When I think of new technologies, I think of Flutter. Last year Flutter Web transitioned from beta to stable. But even though it’s stable, it doesn’t mean that it is production-ready. I’ve been part of the Flutter community for several years and people complain that Flutter supports too many platforms (Android, iOS, web, Windows, macOS and Linux) and that spreads Flutter development too thin. Some people have been waiting for years for Flutter web to come out of beta and are still waiting for Flutter to support SEO. While others want Flutter development to focus on its original purpose which is to be a viable solution for creating mobile apps. I’ve been developing using Flutter for clients and I wish the web version of my apps worked as well as they do for the android/iOS versions. The idea of one codebase, and deploy everywhere is a great idea. But in 2022 we’re still experiencing the growing pains and there is still a lot of work ahead.

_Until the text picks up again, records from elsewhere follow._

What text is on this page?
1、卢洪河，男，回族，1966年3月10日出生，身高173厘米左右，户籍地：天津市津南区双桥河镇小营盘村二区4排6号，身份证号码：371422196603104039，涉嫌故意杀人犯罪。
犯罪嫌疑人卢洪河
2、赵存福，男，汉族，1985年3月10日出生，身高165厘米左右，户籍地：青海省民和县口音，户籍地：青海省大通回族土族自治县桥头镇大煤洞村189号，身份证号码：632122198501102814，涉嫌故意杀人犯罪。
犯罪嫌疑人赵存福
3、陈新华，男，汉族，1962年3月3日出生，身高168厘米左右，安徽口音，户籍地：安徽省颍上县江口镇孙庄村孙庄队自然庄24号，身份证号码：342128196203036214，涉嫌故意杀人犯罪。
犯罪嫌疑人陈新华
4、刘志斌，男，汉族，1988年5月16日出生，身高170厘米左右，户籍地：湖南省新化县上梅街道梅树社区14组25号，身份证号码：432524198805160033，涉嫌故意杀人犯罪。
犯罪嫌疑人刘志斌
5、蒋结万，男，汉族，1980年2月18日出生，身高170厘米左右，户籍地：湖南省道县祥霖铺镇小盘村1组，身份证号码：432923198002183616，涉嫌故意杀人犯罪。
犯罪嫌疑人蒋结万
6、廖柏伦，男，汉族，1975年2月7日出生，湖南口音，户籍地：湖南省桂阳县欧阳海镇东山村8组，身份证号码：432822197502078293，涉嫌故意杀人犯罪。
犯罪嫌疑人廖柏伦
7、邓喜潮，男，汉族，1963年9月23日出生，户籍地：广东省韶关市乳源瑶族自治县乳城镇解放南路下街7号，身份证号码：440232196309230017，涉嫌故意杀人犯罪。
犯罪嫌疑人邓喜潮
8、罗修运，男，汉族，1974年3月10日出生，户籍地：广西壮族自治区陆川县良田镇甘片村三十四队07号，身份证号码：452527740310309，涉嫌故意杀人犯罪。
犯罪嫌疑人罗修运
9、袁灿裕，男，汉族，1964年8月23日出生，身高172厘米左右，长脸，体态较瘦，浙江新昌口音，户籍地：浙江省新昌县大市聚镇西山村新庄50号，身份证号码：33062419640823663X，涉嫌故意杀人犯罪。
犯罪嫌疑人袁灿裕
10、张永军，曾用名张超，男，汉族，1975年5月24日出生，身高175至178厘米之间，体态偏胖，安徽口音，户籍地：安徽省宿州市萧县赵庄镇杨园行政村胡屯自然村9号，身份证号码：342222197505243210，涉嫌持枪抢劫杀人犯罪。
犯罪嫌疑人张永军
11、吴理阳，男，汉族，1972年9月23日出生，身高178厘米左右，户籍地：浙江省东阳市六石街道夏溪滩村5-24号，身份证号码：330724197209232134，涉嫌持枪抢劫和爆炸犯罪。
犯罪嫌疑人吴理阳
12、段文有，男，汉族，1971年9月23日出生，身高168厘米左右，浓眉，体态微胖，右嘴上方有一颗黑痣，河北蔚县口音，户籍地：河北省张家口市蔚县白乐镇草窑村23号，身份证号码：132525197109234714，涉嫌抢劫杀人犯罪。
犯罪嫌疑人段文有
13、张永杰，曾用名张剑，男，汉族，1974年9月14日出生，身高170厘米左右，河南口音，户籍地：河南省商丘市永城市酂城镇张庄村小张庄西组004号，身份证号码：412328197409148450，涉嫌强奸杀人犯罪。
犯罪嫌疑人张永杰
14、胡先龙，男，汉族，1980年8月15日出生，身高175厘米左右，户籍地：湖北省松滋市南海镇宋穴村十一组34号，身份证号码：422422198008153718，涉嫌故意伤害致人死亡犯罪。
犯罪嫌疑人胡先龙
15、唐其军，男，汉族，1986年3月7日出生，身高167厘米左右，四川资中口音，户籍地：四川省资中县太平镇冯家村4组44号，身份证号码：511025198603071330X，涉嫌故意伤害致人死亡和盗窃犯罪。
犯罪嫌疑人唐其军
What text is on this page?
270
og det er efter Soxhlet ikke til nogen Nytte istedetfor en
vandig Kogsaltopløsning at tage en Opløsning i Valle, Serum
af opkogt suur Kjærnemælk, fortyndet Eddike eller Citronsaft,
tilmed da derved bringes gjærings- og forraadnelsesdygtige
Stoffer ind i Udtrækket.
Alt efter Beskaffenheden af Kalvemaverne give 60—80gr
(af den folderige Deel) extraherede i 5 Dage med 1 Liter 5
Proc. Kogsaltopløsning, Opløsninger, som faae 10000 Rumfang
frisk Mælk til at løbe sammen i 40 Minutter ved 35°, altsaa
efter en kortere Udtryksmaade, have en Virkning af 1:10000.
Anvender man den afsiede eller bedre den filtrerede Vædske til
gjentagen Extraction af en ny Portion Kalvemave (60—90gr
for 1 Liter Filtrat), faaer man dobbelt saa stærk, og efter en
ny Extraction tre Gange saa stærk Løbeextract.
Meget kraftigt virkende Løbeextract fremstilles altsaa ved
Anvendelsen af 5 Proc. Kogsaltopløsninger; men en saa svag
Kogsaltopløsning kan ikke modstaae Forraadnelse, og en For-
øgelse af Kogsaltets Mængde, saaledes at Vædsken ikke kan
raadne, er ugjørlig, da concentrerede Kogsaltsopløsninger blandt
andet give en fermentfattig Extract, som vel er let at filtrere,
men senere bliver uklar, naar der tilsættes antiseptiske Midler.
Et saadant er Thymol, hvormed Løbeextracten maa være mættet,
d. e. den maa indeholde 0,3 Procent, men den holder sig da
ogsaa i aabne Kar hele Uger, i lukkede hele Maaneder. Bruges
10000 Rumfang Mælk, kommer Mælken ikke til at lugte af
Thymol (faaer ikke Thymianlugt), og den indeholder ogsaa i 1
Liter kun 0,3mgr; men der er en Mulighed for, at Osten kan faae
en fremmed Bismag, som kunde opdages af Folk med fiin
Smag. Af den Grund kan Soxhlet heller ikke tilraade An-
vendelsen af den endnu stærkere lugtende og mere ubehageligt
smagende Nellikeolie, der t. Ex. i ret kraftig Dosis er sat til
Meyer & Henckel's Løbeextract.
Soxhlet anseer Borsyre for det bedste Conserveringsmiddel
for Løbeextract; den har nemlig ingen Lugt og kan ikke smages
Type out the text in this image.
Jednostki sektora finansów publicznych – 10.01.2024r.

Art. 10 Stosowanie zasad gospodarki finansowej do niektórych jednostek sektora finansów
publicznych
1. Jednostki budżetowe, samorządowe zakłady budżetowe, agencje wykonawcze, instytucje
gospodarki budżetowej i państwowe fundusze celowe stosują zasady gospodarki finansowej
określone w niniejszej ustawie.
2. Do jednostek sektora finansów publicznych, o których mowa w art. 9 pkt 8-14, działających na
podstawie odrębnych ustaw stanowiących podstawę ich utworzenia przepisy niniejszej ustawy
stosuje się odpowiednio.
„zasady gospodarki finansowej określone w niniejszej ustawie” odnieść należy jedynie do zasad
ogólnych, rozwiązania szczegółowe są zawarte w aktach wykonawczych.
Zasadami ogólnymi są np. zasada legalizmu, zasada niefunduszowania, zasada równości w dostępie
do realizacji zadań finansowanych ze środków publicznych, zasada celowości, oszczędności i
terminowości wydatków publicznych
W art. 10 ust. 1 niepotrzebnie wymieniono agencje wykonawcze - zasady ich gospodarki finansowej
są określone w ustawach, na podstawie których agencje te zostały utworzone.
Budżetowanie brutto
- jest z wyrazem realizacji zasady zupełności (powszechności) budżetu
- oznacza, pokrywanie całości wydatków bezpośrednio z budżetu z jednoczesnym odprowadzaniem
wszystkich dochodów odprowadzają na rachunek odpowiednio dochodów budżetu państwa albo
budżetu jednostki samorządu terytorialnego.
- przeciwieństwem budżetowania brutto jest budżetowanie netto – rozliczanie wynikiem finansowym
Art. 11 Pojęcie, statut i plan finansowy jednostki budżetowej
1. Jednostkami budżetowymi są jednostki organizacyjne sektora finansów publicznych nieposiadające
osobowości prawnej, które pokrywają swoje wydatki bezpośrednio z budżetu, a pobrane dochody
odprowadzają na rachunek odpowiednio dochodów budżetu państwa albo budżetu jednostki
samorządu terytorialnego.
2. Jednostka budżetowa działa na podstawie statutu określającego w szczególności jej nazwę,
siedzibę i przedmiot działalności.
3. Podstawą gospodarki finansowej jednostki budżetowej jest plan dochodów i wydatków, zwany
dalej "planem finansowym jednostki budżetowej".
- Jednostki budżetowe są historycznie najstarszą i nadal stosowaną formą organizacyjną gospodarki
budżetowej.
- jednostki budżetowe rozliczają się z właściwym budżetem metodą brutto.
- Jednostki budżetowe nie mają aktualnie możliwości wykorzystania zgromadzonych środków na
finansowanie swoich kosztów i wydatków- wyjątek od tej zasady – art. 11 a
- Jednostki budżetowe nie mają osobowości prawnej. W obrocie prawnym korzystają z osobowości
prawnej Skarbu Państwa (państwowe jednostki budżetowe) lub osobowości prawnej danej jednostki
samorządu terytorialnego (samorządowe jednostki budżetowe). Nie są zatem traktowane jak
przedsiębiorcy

This week my team met with the head of engineering and a software engineer from Brain Electrophysiology Lab (BEL). BEL is a neuroscience technology company based in Eugene, Oregon. Their work focuses on software and hardware tools for neuroscience researchers.
My team is tasked with adding features to one of their cloud platform apps called FLOW (Forward Looking Operations Workflow). FLOW is a software tool that helps researchers manage their experiment workflows and collaborate with others. That is all I can share for now about the project, I hope to do my best and contribute quality work.